What an awesome part Jason Durr played as psychopathic killer Alan Daniels in Lynda La Plante’s Above Suspicion, which reached its gritty conclusion last night!
I’ve seen Jason in many roles before – most notably as copper Mike in Heartbeat – but this role was award winning stuff if you ask me, with the possible exception of his sometimes dodgy Mancunian accent. However, that didn’t detract from how powerfully he portrayed the deeply disturbed Daniels, but more of that later.
We took up the drama again as Daniels took Anna to the ballet while, unbeknown to him, she was recording his every word. But even as she was on her guard and keen to draw him out, Anna began to doubt that the very charming and genteel actor could be responsible for such brutality.
In the meantime, the other prime suspect in the case, John McDowell, was pulled in for questioning over the series of brutal murders but it turned out that he had an alibi for the time Melissa was killed; he was in police custody so that pretty radically ruled him out.
However, soon after McDowell’s elimination from the enquiry, it was discovered that Alan Daniels’ alibi was flawed. He’d previously stated that he’d been in Cornwall at the time of Melissa’s murder but his driver came forward and told the police that he had in fact taken Daniels back to London for two days, thus giving Langton enough reason to get a warrant for both Daniels’ arrest and to search his home.
Anna was in on the search and – after remembering that Daniels had told her how his mother would lock him in a cupboard – she followed her hunch that his linen closet could be concealing more than just bedding. Sure enough, behind a false wall, she found his ‘trophies’; handbags and other items that he’d taken from his victims were hidden away there.

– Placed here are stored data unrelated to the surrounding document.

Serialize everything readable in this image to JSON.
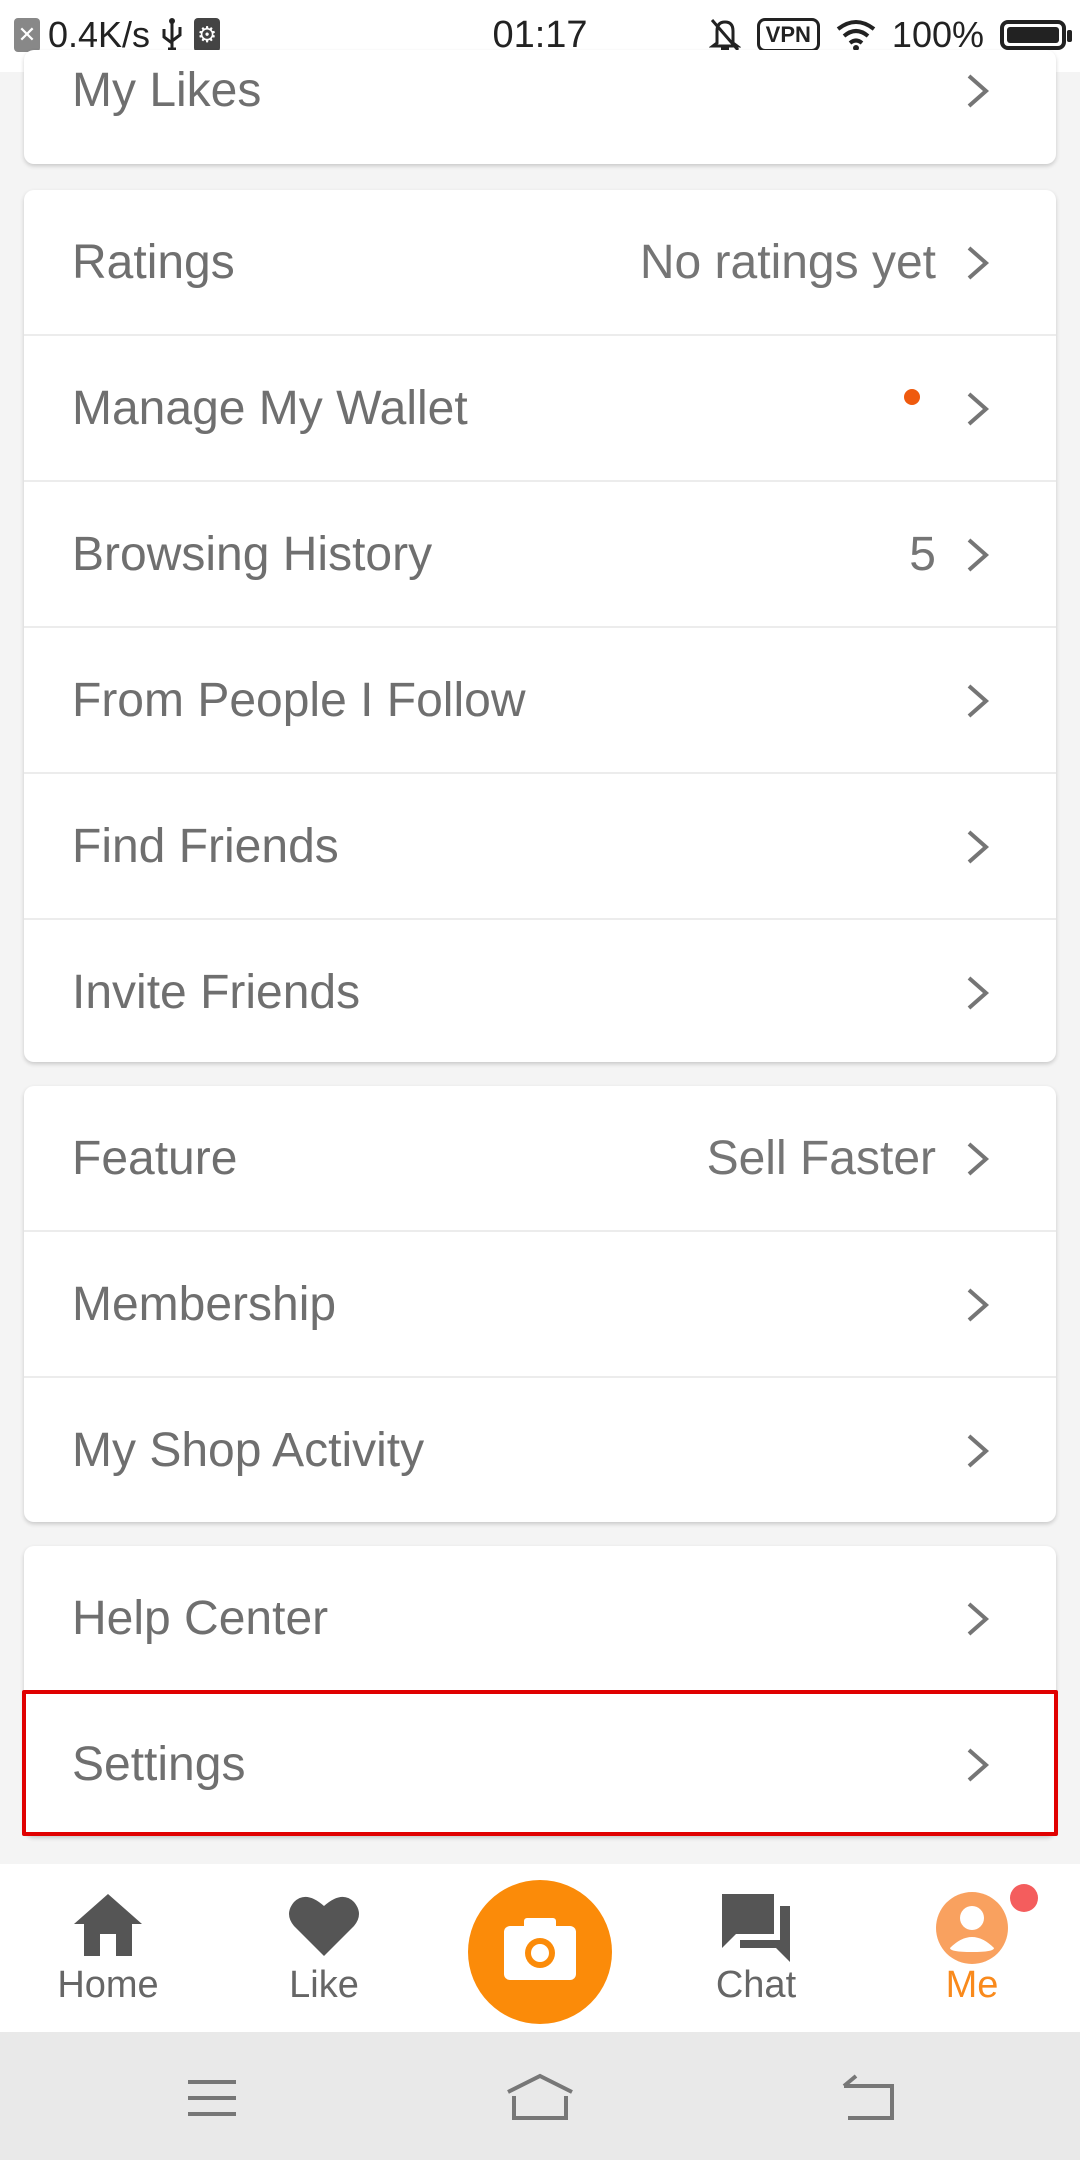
{
  "status_bar": {
    "net_speed": "0.4K/s",
    "time": "01:17",
    "vpn_label": "VPN",
    "battery": "100%",
    "icons": [
      "close-notification-icon",
      "usb-icon",
      "usb-debug-icon",
      "mute-bell-icon",
      "vpn-icon",
      "wifi-icon",
      "battery-icon"
    ]
  },
  "groups": [
    {
      "rows": [
        {
          "label": "My Likes",
          "value": ""
        }
      ]
    },
    {
      "rows": [
        {
          "label": "Ratings",
          "value": "No ratings yet"
        },
        {
          "label": "Manage My Wallet",
          "value": "",
          "notification_dot": true
        },
        {
          "label": "Browsing History",
          "value": "5"
        },
        {
          "label": "From People I Follow",
          "value": ""
        },
        {
          "label": "Find Friends",
          "value": ""
        },
        {
          "label": "Invite Friends",
          "value": ""
        }
      ]
    },
    {
      "rows": [
        {
          "label": "Feature",
          "value": "Sell Faster"
        },
        {
          "label": "Membership",
          "value": ""
        },
        {
          "label": "My Shop Activity",
          "value": ""
        }
      ]
    },
    {
      "rows": [
        {
          "label": "Help Center",
          "value": ""
        },
        {
          "label": "Settings",
          "value": ""
        }
      ]
    }
  ],
  "tab_bar": {
    "tabs": [
      {
        "label": "Home",
        "icon": "home-icon"
      },
      {
        "label": "Like",
        "icon": "heart-icon"
      },
      {
        "label": "",
        "icon": "camera-icon"
      },
      {
        "label": "Chat",
        "icon": "chat-icon"
      },
      {
        "label": "Me",
        "icon": "profile-icon",
        "active": true
      }
    ],
    "active_color": "#f98a1c",
    "camera_color": "#fb8b09"
  },
  "colors": {
    "highlight": "#e00000",
    "notification_dot": "#ef5a0e",
    "badge": "#f45d5d"
  },
  "nav_bar": {
    "icons": [
      "menu-icon",
      "home-nav-icon",
      "back-icon"
    ]
  }
}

He was then charged with murder but insisted that he would only speak to Anna at the station. When she came into the interrogation room and began the interview, Daniels terrifying double life and persona began to unravel.

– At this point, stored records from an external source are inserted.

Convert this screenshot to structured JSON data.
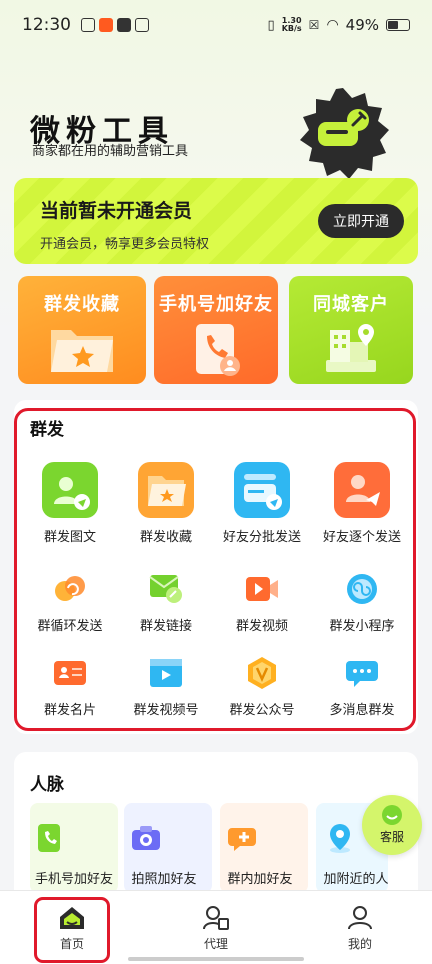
{
  "status": {
    "time": "12:30",
    "net_speed_top": "1.30",
    "net_speed_bottom": "KB/s",
    "battery": "49%"
  },
  "hero": {
    "title": "微粉工具",
    "subtitle": "商家都在用的辅助营销工具"
  },
  "vip": {
    "title": "当前暂未开通会员",
    "subtitle": "开通会员，畅享更多会员特权",
    "button": "立即开通"
  },
  "features": [
    {
      "label": "群发收藏",
      "color": "#ff9d2e"
    },
    {
      "label": "手机号加好友",
      "color": "#ff7a33"
    },
    {
      "label": "同城客户",
      "color": "#a7e02f"
    }
  ],
  "group_section": {
    "title": "群发",
    "items": [
      {
        "label": "群发图文",
        "icon": "image-text-icon"
      },
      {
        "label": "群发收藏",
        "icon": "folder-star-icon"
      },
      {
        "label": "好友分批发送",
        "icon": "batch-send-icon"
      },
      {
        "label": "好友逐个发送",
        "icon": "one-by-one-send-icon"
      },
      {
        "label": "群循环发送",
        "icon": "loop-send-icon"
      },
      {
        "label": "群发链接",
        "icon": "link-mail-icon"
      },
      {
        "label": "群发视频",
        "icon": "video-icon"
      },
      {
        "label": "群发小程序",
        "icon": "mini-program-icon"
      },
      {
        "label": "群发名片",
        "icon": "business-card-icon"
      },
      {
        "label": "群发视频号",
        "icon": "video-channel-icon"
      },
      {
        "label": "群发公众号",
        "icon": "official-account-icon"
      },
      {
        "label": "多消息群发",
        "icon": "multi-message-icon"
      }
    ]
  },
  "contacts_section": {
    "title": "人脉",
    "items": [
      {
        "label": "手机号加好友",
        "icon": "phone-book-icon"
      },
      {
        "label": "拍照加好友",
        "icon": "camera-icon"
      },
      {
        "label": "群内加好友",
        "icon": "group-add-icon"
      },
      {
        "label": "加附近的人",
        "icon": "location-pin-icon"
      }
    ]
  },
  "kefu": {
    "label": "客服"
  },
  "tabs": [
    {
      "label": "首页"
    },
    {
      "label": "代理"
    },
    {
      "label": "我的"
    }
  ]
}
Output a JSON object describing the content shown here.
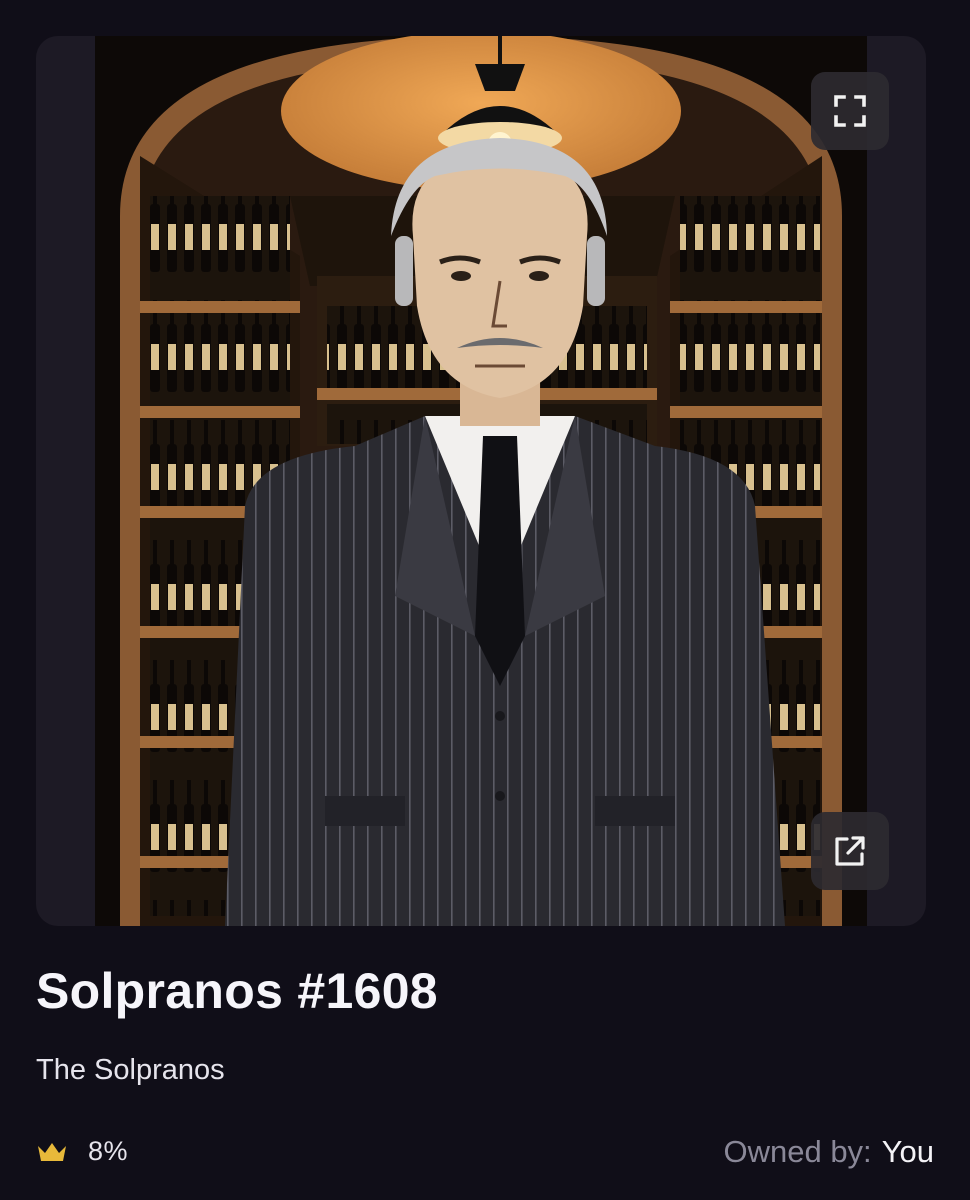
{
  "nft": {
    "title": "Solpranos #1608",
    "collection": "The Solpranos",
    "rarity": "8%",
    "owner_label": "Owned by:",
    "owner_value": "You"
  },
  "icons": {
    "expand": "expand-icon",
    "external_link": "external-link-icon",
    "rarity": "crown-icon"
  },
  "colors": {
    "background": "#100e18",
    "card": "#1d1a25",
    "crown": "#e8b93a",
    "muted_text": "#8a8898"
  }
}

He told how, as a small child, he’d been raped by dozens of men as his mother looked on having taken payment from them in exchange for her allowing the abuse. It was at this unguarded time that Daniels’ Manchester accent resurfaced, his eloquent and well spoken façade was now gone. Instead, his visceral and psychopathic character came to the fore as he described in sickening detail to Anna how and why he’d murdered the women.
He also admitted – or rather, boasted – about the murders of more women in America which, prior to his gloating, the police were unaware of. Satisfied with his full and graphically frank confession, the interview was ended and Daniels taken to his cell, however, as the murder team celebrated, Daniels took out a thin and lethally sharp blade that he’d concealed in the collar of his shirt and with little hesitation, he slashed his own throat.
Despite rushing to the cell, the officers couldn’t do anything to save the killer and he died in a pool of blood on the floor. So, the team were denied their day in court and the victim’s families were denied seeing justice done, but at least the vicious killer was now unable to hurt anyone ever again.
And there endeth the latest La Plante drama, and let’s hope it’s not long before the next!
As I mentioned earlier, Jason Durr really was outstanding in this drama. His Jekyll and Hyde like shift from articulate and suave actor to psychopathic killer was flawless, complete with a facial twitch, pent up and barely controlled anger and soulless eyes that were truly frightening.
I began to like Anna more too and rather than finding her inexperience unbelievable, I could see how her professional naiveté was in fact possible by virtue of the fact that most of her career before joining this investigation had been textbook based and theoretical. I also ended up believing in her instinctive ‘copper’s nose’, albeit a stumbling rather first-baby-steps sort of instinct.
If I have any little criticisms of last night’s episode, they would be that Langton’s warning to Anna before she interviewed Daniels was rather reminiscent of Silence of the Lambs and a tad Americanised and that Jason’s Manchester accent could’ve done with a little more coaching.
As in my previous review of part one however, these are pedantic little niggles and overall, this was an excellent drama of the calibre we’ve come to expect of La Plante and ITV collaborations.
If you missed it, do yourself a favour and schedule a quiet couple of hours to watch it on ITV Player… but make sure your doors and windows are locked and you have a light on!